W pociągu Hogwarts Express Harry szybko znalazł pusty przedział i usiadł. Ron i Hermiona byli zajęci obowiązkami prefektów i poprosili go o zajęcie dla nich miejsc. Harry zastanawiał się, czy w ogóle przyjdą, ale szybko odgonił tą myśl. Stwierdzając, że nie ma nic lepszego do roboty, wyciągnął książkę z kufra i zaczął czytać.
Kilka minut później Harry usłyszał pukanie. Podniósł wzrok, by zobaczyć otwierające się drzwi do przedziału. Musiał zacisnąć zęby, aby nie gapić się z otwartymi ustami. Przed nim stał ubrany na czarno chłopiec w jego wieku z ciemnobrązowymi włosami opadającymi na ramiona, które zdaniem Harry'ego wyglądały na bardzo miękkie. Oczy chłopca miały ciemnobrązowy kolor i idealnie pasowały włosów. Był wyższy od Harry'ego o kilka cali. Harry przełknął ślinę.
– Czy ktoś tu siedzi? – zapytał nieznajomy.
– Para moich przyjaciół pojawi się później, ale jak najbardziej możesz się przysiąść – powiedział Harry, gdy jego mózg znów zaczął pracować.
– Dziękuję – twardo odrzekł chłopiec, siadając naprzeciw Harry'ego.
– Jestem Harry – przedstawił się. Nie chciał mówić swojego nazwiska, dopóki nie musiał. – Nie widziałem cię tu wcześniej, a wyglądasz za staro na pierwszoroczniaka.
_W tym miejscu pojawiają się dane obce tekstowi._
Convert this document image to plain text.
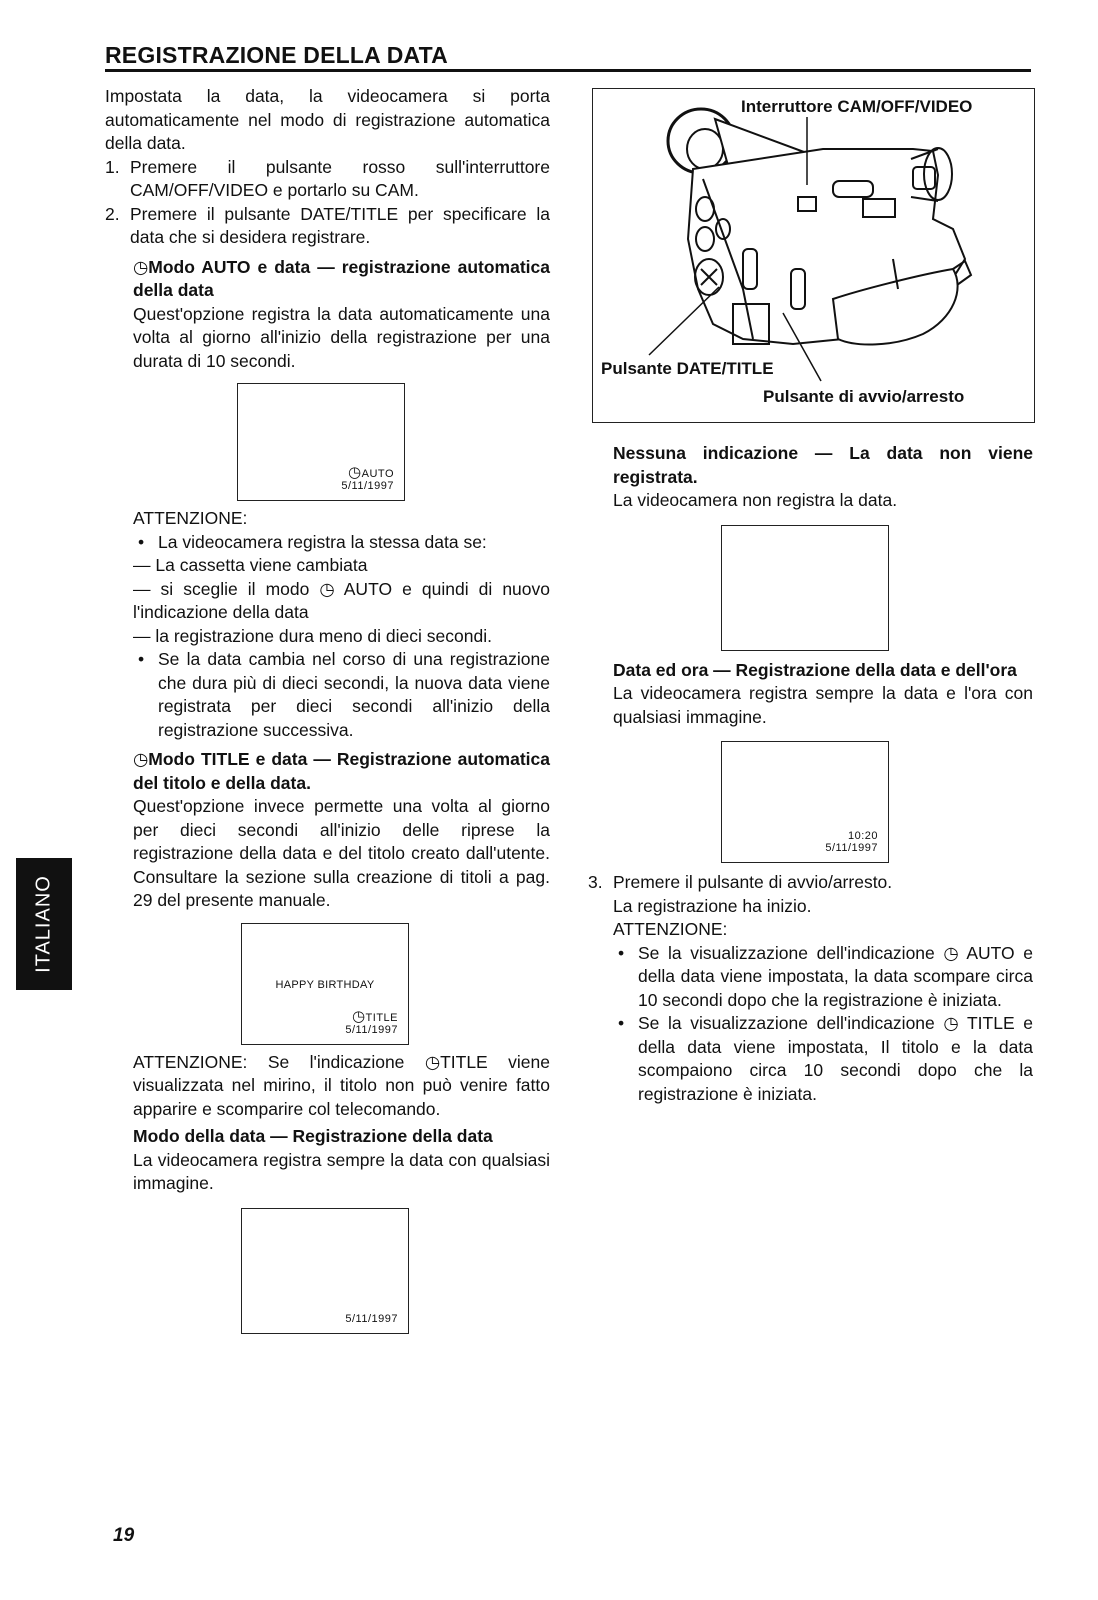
REGISTRAZIONE DELLA DATA

Impostata la data, la videocamera si porta automaticamente nel modo di registrazione automatica della data.

1. Premere il pulsante rosso sull'interruttore CAM/OFF/VIDEO e portarlo su CAM.
2. Premere il pulsante DATE/TITLE per specificare la data che si desidera registrare.

◷Modo AUTO e data — registrazione automatica della data

Quest'opzione registra la data automaticamente una volta al giorno all'inizio della registrazione per una durata di 10 secondi.

◷AUTO
5/11/1997

ATTENZIONE:

• La videocamera registra la stessa data se:

— La cassetta viene cambiata

— si sceglie il modo ◷ AUTO e quindi di nuovo l'indicazione della data

— la registrazione dura meno di dieci secondi.

• Se la data cambia nel corso di una registrazione che dura più di dieci secondi, la nuova data viene registrata per dieci secondi all'inizio della registrazione successiva.

◷Modo TITLE e data — Registrazione automatica del titolo e della data.

Quest'opzione invece permette una volta al giorno per dieci secondi all'inizio delle riprese la registrazione della data e del titolo creato dall'utente. Consultare la sezione sulla creazione di titoli a pag. 29 del presente manuale.

HAPPY BIRTHDAY
◷TITLE
5/11/1997

ATTENZIONE: Se l'indicazione ◷TITLE viene visualizzata nel mirino, il titolo non può venire fatto apparire e scomparire col telecomando.

Modo della data — Registrazione della data

La videocamera registra sempre la data con qualsiasi immagine.

5/11/1997
Interruttore CAM/OFF/VIDEO
Pulsante DATE/TITLE
Pulsante di avvio/arresto

Nessuna indicazione — La data non viene registrata.

La videocamera non registra la data.

Data ed ora — Registrazione della data e dell'ora

La videocamera registra sempre la data e l'ora con qualsiasi immagine.

10:20
5/11/1997
3. Premere il pulsante di avvio/arresto.

La registrazione ha inizio.

ATTENZIONE:

• Se la visualizzazione dell'indicazione ◷ AUTO e della data viene impostata, la data scompare circa 10 secondi dopo che la registrazione è iniziata.
• Se la visualizzazione dell'indicazione ◷ TITLE e della data viene impostata, Il titolo e la data scompaiono circa 10 secondi dopo che la registrazione è iniziata.
ITALIANO
19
Jestem za stary żeby w ogóle być w szkole – pomyślał gorzko Severus. Zauważył, że Harry nie podał mu swojego nazwiska i natychmiast upomniał siebie, że bynajmniej go to nie ciekawi. Na głos powiedział:
– Ponieważ jestem. Nazywam się Alan Rickman. Mam siedemnaście lat.
– Ja też – odparł Harry z wzrastającym zainteresowaniem. – Skąd się przenosisz?
Mały, wścibski dureń – pomyślał Severus. – Z Francji. Moi rodzice zostali zamordowani. Przeniosłem się tutaj z moim wujem. – wyrecytował.
– Przepraszam – powiedział Harry, wracając myślami do swojego życia i mając nadzieję, że wuj Alana jest nieco milszy niż jego własny. Wiedząc, że chłopiec nie będzie chciał rozmawiać o swoich rodzicach, zapytał. – Jaka jest Francja?
– Cóż, ludzie są tam mniej skłonni do wtykania nosa w nie swoje sprawy – odpowiedział ostro Severus.
Harry zarumienił się i spojrzał w dół na swoje dłonie. Załapał aluzję. – Przepraszam – wymamrotał i wrócił do czytania.
Severus zobaczył Harry'ego, wpatrującego się w książkę i westchnął. Naprawdę nie powinien być tak niemiły dla chłopca, z którym miał się zaprzyjaźnić.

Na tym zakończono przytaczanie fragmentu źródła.